Can we improve performance on lists other than java 8 parallel streams

Refresh

4 weeks ago

Views

50 time

0

I have to dump data from somewhere by calling rest API which returns List.

  1. First i have to get some List object from one rest api. Now used parallel stream and gone through each item with forEach.

  2. Now on for each element i have to call some other api to get the data which returns again list and save the same list by calling another rest api.

  3. This is taking around 1 Hour for 6000 records of step 1.

I tried like below:

restApiMethodWhichReturns6000Records
    .parallelStream().forEach(id ->{
       anotherMethodWhichgetsSomeDataAndPostsToOtherRestCall(id);
                       });


public void anotherMethodWhichgetsSomeDataAndPostsToOtherRestCall(String id) {

     sestApiToPostData(url,methodThatGetsListOfData(id));
}

2 answers

0

IF the API calls are blocking, even when you run them in parallel, you will be able to do just a few calls in parallel.

I would try out a solution using CompletableFuture.

The code would be something like this:

List<CompletableFuture>> apiCallsFutures = restApiMethodWhichReturns6000Records
    .stream()
    .map(id -> CompletableFuture.supplyAsync(() -> getListOfData(id))    // Mapping the get list of data call to a Completable Future
                                 .thenApply(listOfData -> callAPItoPOSTData(url, listOfData))   // when the get list call is complete, the post call can be performed 
    .collect(Collectors.toList());

CompletableFuture[] completableFutures = apiCallsFutures.toArray(new CompletableFuture[apiCallsFutures.size()]); // CompletableFuture.allOf accepts only arrays :(

CompletableFuture<Void> all = CompletableFuture.allOf(completableFutures); // Combine all the futures

all.get(); // perform calls

For more details about CompletableFutures, have a look over: https://www.baeldung.com/java-completablefuture

2

parallelStream can cause unexpected behavior some times.
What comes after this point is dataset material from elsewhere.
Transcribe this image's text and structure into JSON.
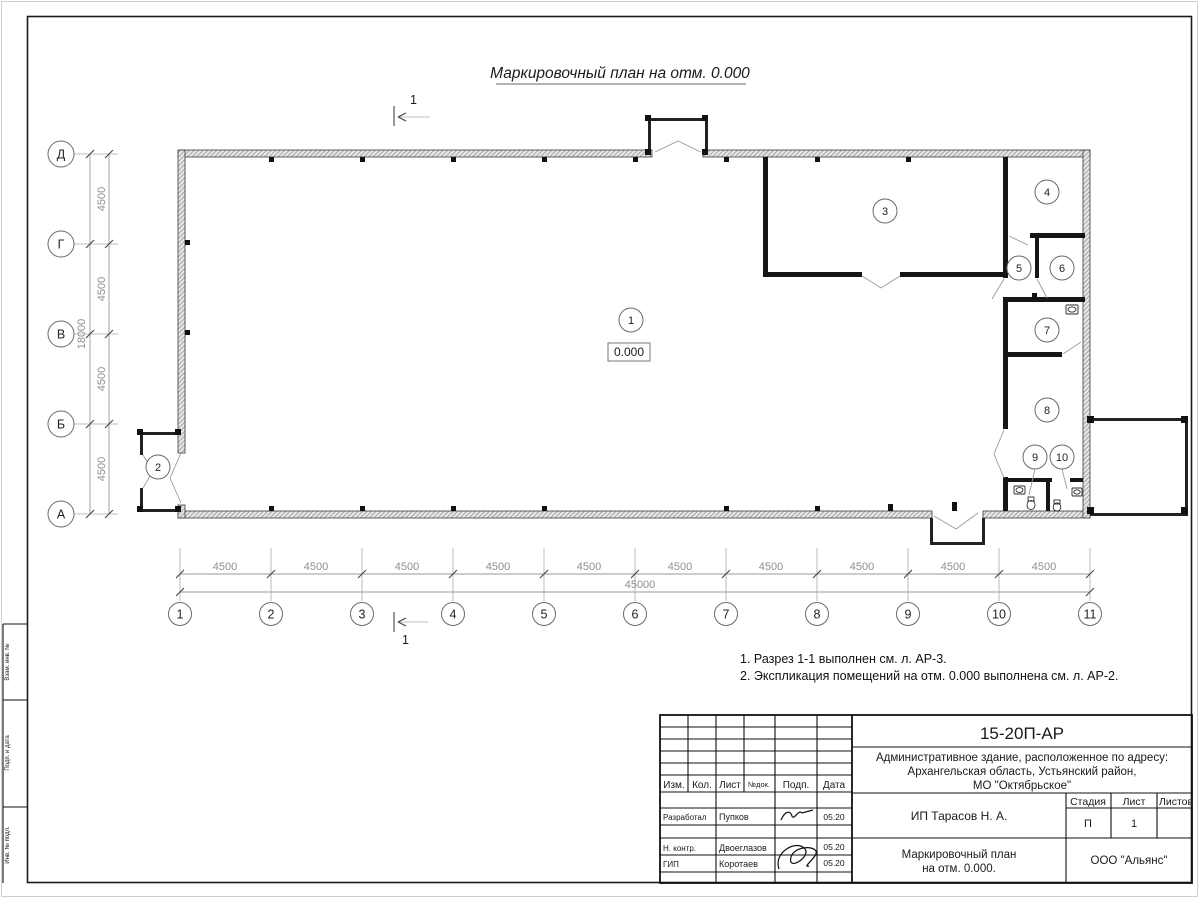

It uses a common ForkJoinPool. So if you have parallel streams somewhere else in the code, it may have a blocking nature for long running tasks. Even in the same stream if some tasks are time taking, all the worker threads will be blocked.

A good discussion on this stackoverflow. Here you see some tricks to assign task specific ForkJoinPool.

First of all make sure your REST service is non-blocking.

One more thing you can do is to play with pool size by supplying -Djava.util.concurrent.ForkJoinPool.common.parallelism=4 to JVM.